Consider a simple condition like Door contact is open
. If you run a piston containing that condition using the Test button it will look at the current value of the Door contact
attribute to see if it is open. If, however, the piston has fired because of a Door contact
event, the piston will look at the event value instead. The values can be different.
The stays
condition is an unusual one. It is classed as a trigger and that means the piston subscribes to the device attribute it uses. The actual comparisons are like conditions though. A trigger condition can normally only evaluate to true if the piston is currently processing the trigger event, but stays
doesn’t work like that.
Considering stays away from locked for 30 seconds
, the piston starts by looking to see if the lock status is locked
. If it is (bearing in mind the value may come from the event) the comparison returns false, job done.

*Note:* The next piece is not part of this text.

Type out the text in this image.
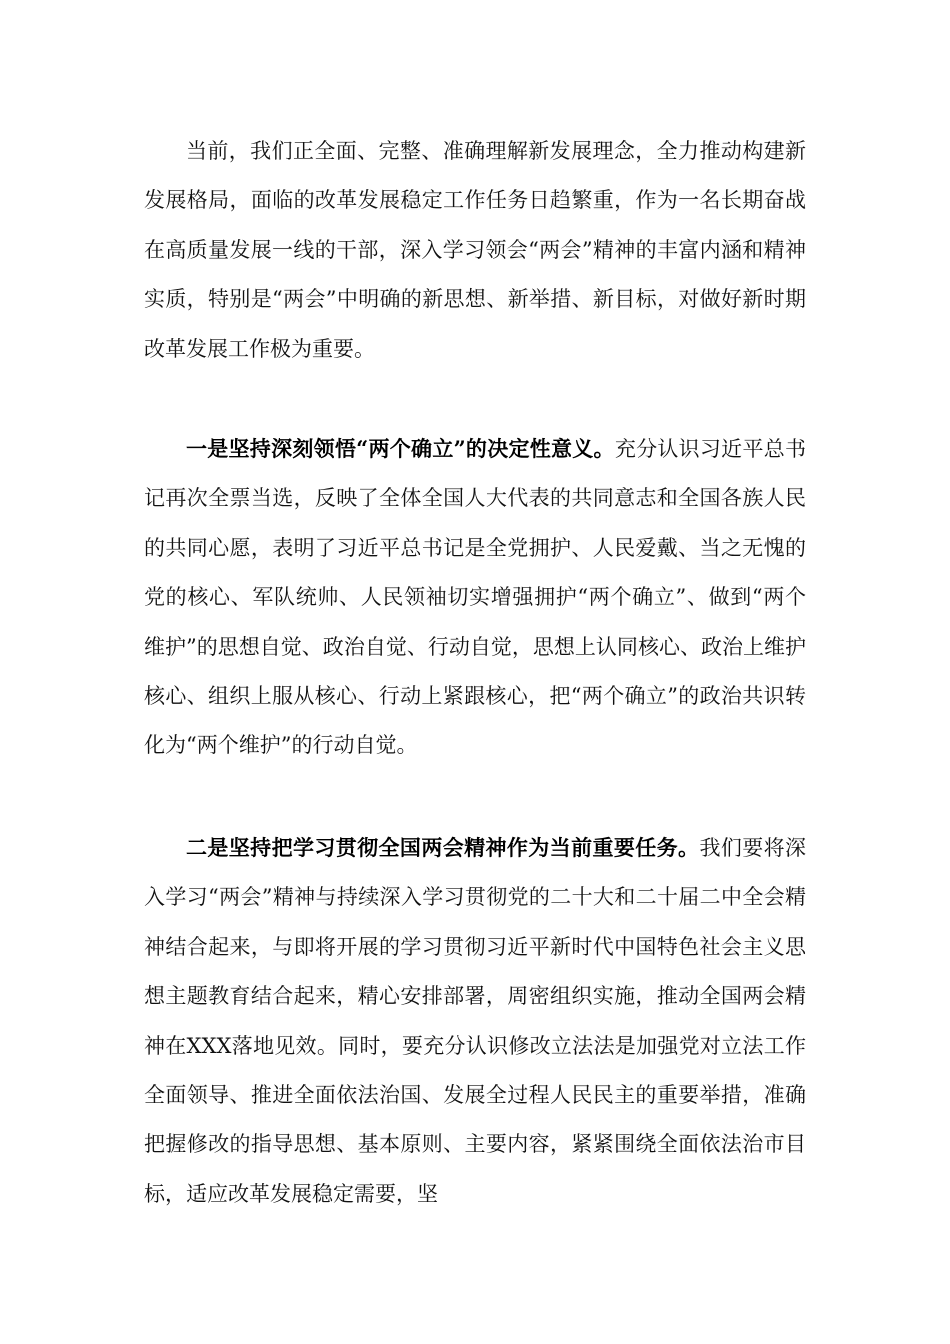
当前，我们正全面、完整、准确理解新发展理念，全力推动构建新发展格局，面临的改革发展稳定工作任务日趋繁重，作为一名长期奋战在高质量发展一线的干部，深入学习领会“两会”精神的丰富内涵和精神实质，特别是“两会”中明确的新思想、新举措、新目标，对做好新时期改革发展工作极为重要。

一是坚持深刻领悟“两个确立”的决定性意义。充分认识习近平总书记再次全票当选，反映了全体全国人大代表的共同意志和全国各族人民的共同心愿，表明了习近平总书记是全党拥护、人民爱戴、当之无愧的党的核心、军队统帅、人民领袖切实增强拥护“两个确立”、做到“两个维护”的思想自觉、政治自觉、行动自觉，思想上认同核心、政治上维护核心、组织上服从核心、行动上紧跟核心，把“两个确立”的政治共识转化为“两个维护”的行动自觉。

二是坚持把学习贯彻全国两会精神作为当前重要任务。我们要将深入学习“两会”精神与持续深入学习贯彻党的二十大和二十届二中全会精神结合起来，与即将开展的学习贯彻习近平新时代中国特色社会主义思想主题教育结合起来，精心安排部署，周密组织实施，推动全国两会精神在XXX落地见效。同时，要充分认识修改立法法是加强党对立法工作全面领导、推进全面依法治国、发展全过程人民民主的重要举措，准确把握修改的指导思想、基本原则、主要内容，紧紧围绕全面依法治市目标，适应改革发展稳定需要，坚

If the lock status is not locked
, the piston sets a timer for 30 seconds time but also immediately returns false and continues.
After 30 seconds the piston wakes up, and unless it has been cancelled, continues where it left off, returning true. This is why it sometimes gets called a timed trigger.
In order to stop the piston returning true, an event has to occur in those thirty seconds to make it run again, which in your case is the locked
event. The first ‘if’ group will now return false
and cancel any scheduled events set up last time around when it was true
. However it would appear that the stays
timer doesn’t count as a scheduled task and that the stays trigger actually needs to be evaluated again for it to see the lock status has changed.
That’s how I see things but there are bits where I am really fuzzy about the details. For instance a long wait
, implemented by an exit and a wake up, doesn’t seem to turn the piston’s idea of the current event into a timer, it seems to leave it alone.